British Airways' (BAIRY) concessions to Europe's competition watchdog over its proposed tie-up with American Airlines (AMR) were derided by Sir Richard Branson as "woefully inadequate" yesterday.
In an effort to address monopoly concerns raised by the European Commission last September, BA is offering to lease out four daily pairs of take-off and landing slots between the UK and the US – two to Boston and one each to Dallas and Miami – plus another two to New York that could be included "at some point in the future."
But Sir Richard, who is the president of BA rival Virgin Atlantic and has campaigned vociferously against the BA/AA plan, claims that if the revenue-sharing agreement gets the go-ahead, it will destroy competition, raise prices and reduce choice on some of the busiest routes between Heathrow and the US.
BA's latest offer to give up some take-off slots does not go far enough to address such concerns, according to Virgin Atlantic. The proposed alliance, which also includes Spain's Iberia (with which BA is in the process of merging), would, they say, still constitute a "monster monopoly" with an "overwhelming dominance".
Sir Richard met with Joaquin Almunia, the EU Competition Commissioner, this week to press Virgin Atlantic's arguments on the subject. "The proposals are woefully inadequate in counteracting the anti-competitive harm of a combined BA/AA," Sir Richard said. "I continue to question why the Commission is even considering these proposals to try to put right the consumer harm of this monster monopoly when it does not seem to have any evidence of concrete consumer benefits. You can't remedy the irremediable."
The proposals "fall far short of what is necessary" and Virgin Atlantic will use the time until the closure of the market-testing consultation on 10 April to fight its corner. "Consumers on both sides of the Atlantic are relying on the European Commission to protect their rights," Sir Richard said. "We will continue to work with the commission to help them recognise the potential damage BA/AA could cause as the new commissioner gets to grips with this important issue."

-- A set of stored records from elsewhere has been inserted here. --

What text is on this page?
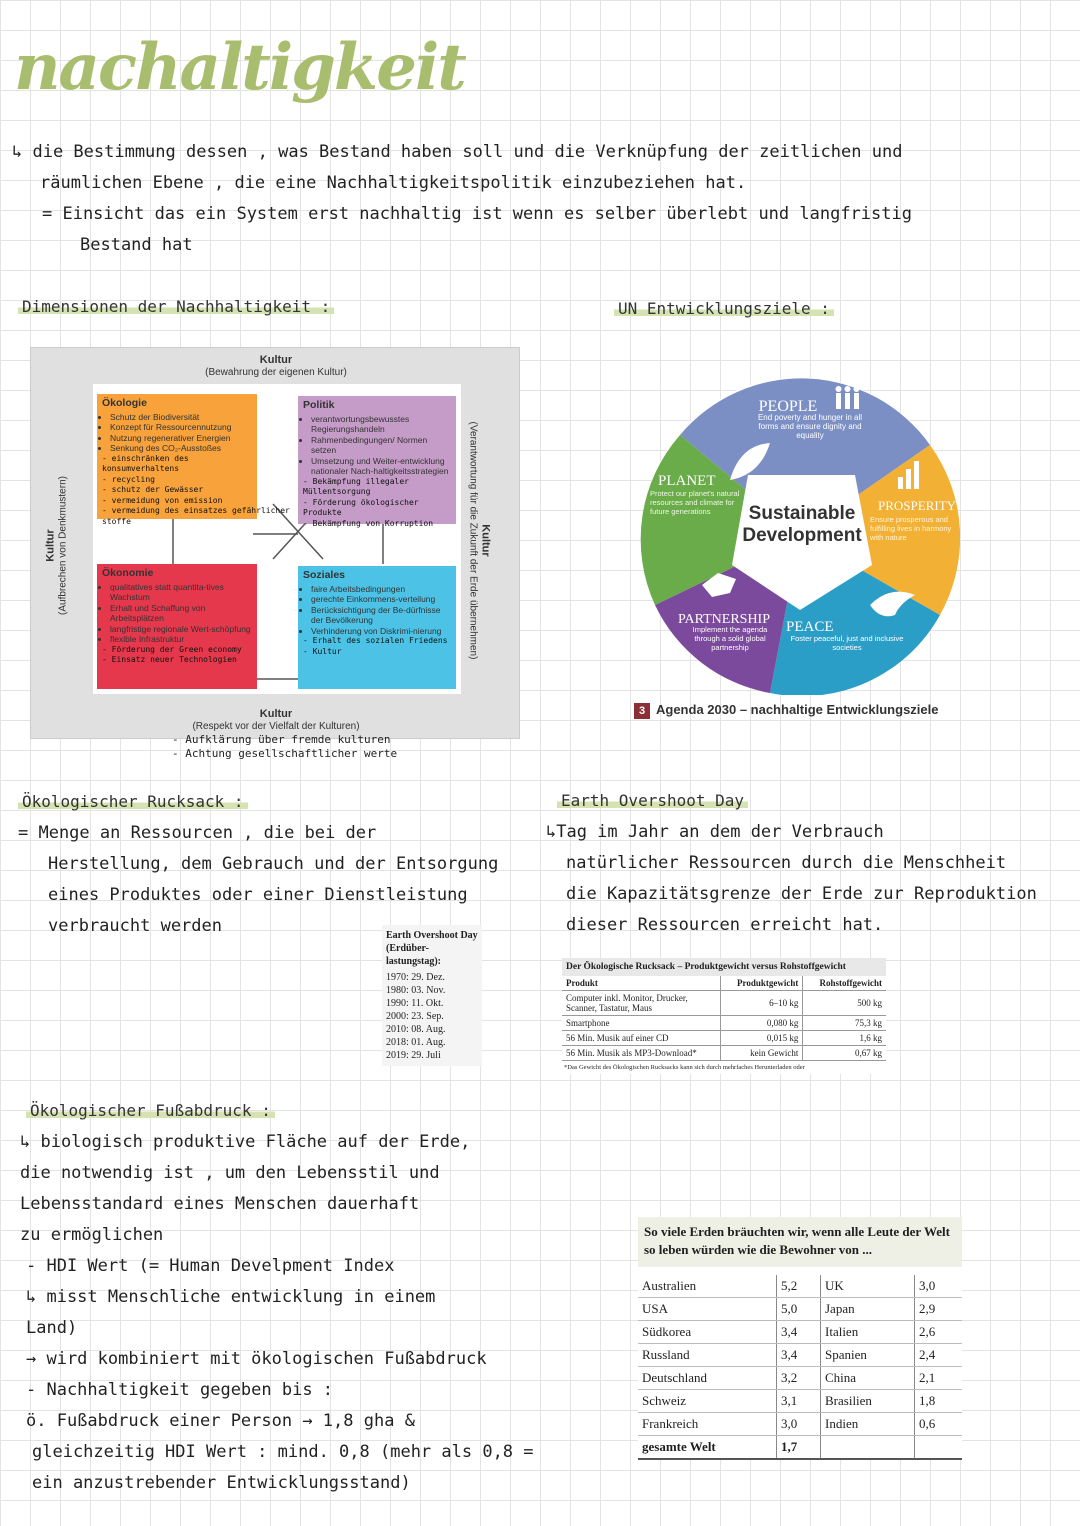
nachaltigkeit
↳ die Bestimmung dessen , was Bestand haben soll und die Verknüpfung der zeitlichen und
räumlichen Ebene , die eine Nachhaltigkeitspolitik einzubeziehen hat.
= Einsicht das ein System erst nachhaltig ist wenn es selber überlebt und langfristig
Bestand hat
Dimensionen der Nachhaltigkeit :
Kultur
(Bewahrung der eigenen Kultur)
Kultur
(Respekt vor der Vielfalt der Kulturen)
Kultur
(Aufbrechen von Denkmustern)	Kultur
(Verantwortung für die Zukunft der Erde übernehmen)
Ökologie
• Schutz der Biodiversität
• Konzept für Ressourcennutzung
• Nutzung regenerativer Energien
• Senkung des CO₂-Ausstoßes
- einschränken des konsumverhaltens
- recycling
- schutz der Gewässer
- vermeidung von emission
- vermeidung des einsatzes gefährlicher
stoffe
Politik
• verantwortungsbewusstes Regierungshandeln
• Rahmenbedingungen/ Normen setzen
• Umsetzung und Weiter-entwicklung nationaler Nach-haltigkeitsstrategien
- Bekämpfung illegaler Müllentsorgung
- Förderung ökologischer Produkte
- Bekämpfung von Korruption
Ökonomie
• qualitatives statt quantita-tives Wachstum
• Erhalt und Schaffung von Arbeitsplätzen
• langfristige regionale Wert-schöpfung
• flexible Infrastruktur
- Förderung der Green economy
- Einsatz neuer Technologien
Soziales
• faire Arbeitsbedingungen
• gerechte Einkommens-verteilung
• Berücksichtigung der Be-dürfnisse der Bevölkerung
• Verhinderung von Diskrimi-nierung
- Erhalt des sozialen Friedens
- Kultur
- Aufklärung über fremde kulturen
- Achtung gesellschaftlicher werte
UN Entwicklungsziele :
Sustainable
Development
PEOPLE
PLANET
PROSPERITY
PARTNERSHIP PEACE
End poverty and hunger in all forms and ensure dignity and equality
Protect our planet's natural resources and climate for future generations
Ensure prosperous and fulfilling lives in harmony with nature
Implement the agenda through a solid global partnership
Foster peaceful, just and inclusive societies
3 Agenda 2030 – nachhaltige Entwicklungsziele
Ökologischer Rucksack :
= Menge an Ressourcen , die bei der
Herstellung, dem Gebrauch und der Entsorgung
eines Produktes oder einer Dienstleistung
verbraucht werden	Earth Overshoot Day (Erdüber-lastungstag):
1970: 29. Dez.
1980: 03. Nov.
1990: 11. Okt.
2000: 23. Sep.
2010: 08. Aug.
2018: 01. Aug.
2019: 29. Juli
Earth Overshoot Day
↳Tag im Jahr an dem der Verbrauch
natürlicher Ressourcen durch die Menschheit
die Kapazitätsgrenze der Erde zur Reproduktion
dieser Ressourcen erreicht hat.
Der Ökologische Rucksack – Produktgewicht versus Rohstoffgewicht
Produkt	Produktgewicht	Rohstoffgewicht
Computer inkl. Monitor, Drucker, Scanner, Tastatur, Maus	6–10 kg	500 kg
Smartphone	0,080 kg	75,3 kg
56 Min. Musik auf einer CD	0,015 kg	1,6 kg
56 Min. Musik als MP3-Download*	kein Gewicht	0,67 kg
*Das Gewicht des Ökologischen Rucksacks kann sich durch mehrfaches Herunterladen oder
Ökologischer Fußabdruck :
↳ biologisch produktive Fläche auf der Erde,
die notwendig ist , um den Lebensstil und
Lebensstandard eines Menschen dauerhaft
zu ermöglichen
- HDI Wert (= Human Develpment Index
↳ misst Menschliche entwicklung in einem
Land)
→ wird kombiniert mit ökologischen Fußabdruck
- Nachhaltigkeit gegeben bis :
ö. Fußabdruck einer Person → 1,8 gha &
gleichzeitig HDI Wert : mind. 0,8 (mehr als 0,8 =
ein anzustrebender Entwicklungsstand)
So viele Erden bräuchten wir, wenn alle Leute der Welt so leben würden wie die Bewohner von ...
Australien	5,2	UK	3,0
USA	5,0	Japan	2,9
Südkorea	3,4	Italien	2,6
Russland	3,4	Spanien	2,4
Deutschland	3,2	China	2,1
Schweiz	3,1	Brasilien	1,8
Frankreich	3,0	Indien	0,6
gesamte Welt	1,7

BA denies Virgin Atlantic's charges. The flag carrier maintains that the plan – which includes shared revenues and jointly managed schedules, pricing and capacity on transatlantic routes – will give customers cheaper fares, more connections and better access to a bigger network. It is also vital for the 11-carrier Oneworld alliance of airlines to compete with global rivals who already have already had transatlantic links signed off by competition authorities on both sides of the pond.
Willie Walsh, the chief executive of BA, said: "We've offered to lease slots to gain European Commission approval for our joint business which will bring benefits to our customers, shareholders and employees. It will also enable Oneworld to compete on a level playing field with the other global alliances across the Atlantic."
The economic slowdown and the Open Skies Treaty liberalising flights between Europe and the US is causing massive disruption to the global airline industry, including an expansion in scope of the three main alliance groupings. Oneworld is still dwarfed by its rivals. The Star Alliance, which includes Lufthansa (DLAKY) and US Airways (LCC), is more than twice its size. And although Skyteam, which includes Air France (AFRAF) and Delta (DAL), has fewer members, it has the greatest number of routes. Crucially, both Star Alliance and Skyteam already have monopoly immunity on transatlantic flights.
The BA/AA plan is also under consideration by the US Department for Transportation for the formal anti-trust immunity (ATI) status. Last month, an initial ruling from the DoT stipulated that BA/AA must give up four pairs of slots, two to Boston and two to destinations elsewhere in the US. The proposals are now subject to a 45-day public consultation, after which BA gets another 15 days to respond to any points raised.
Signs of life: BAA traffic rises
The aviation industry may at last be showing signs of recovery. BAA saw traffic at its six British airports grow for the first time in two years last month. Some 7.13 million people travelled through its facilities in February, a 2.4 per cent rise on February 2009.
Heathrow was the high point. The London hub escaped the worst of this year's snow and traffic was up by 5.3 per cent. Even adjusted to take account of the effect of last year's winter weather, Heathrow's traffic was still up by 2.7 per cent.
At BAA's smaller facilities the picture was less rosy. Some 4.5 per cent fewer passengers used Stansted, Glasgow was down 5 per cent and Aberdeen by 4.6 per cent.
BAA's chief executive Colin Matthews said: "Heathrow remains resilient and other airports are beginning to see encouraging signs. However, traffic remains depressed, reflecting tough conditions in the economy generally and in aviation specifically."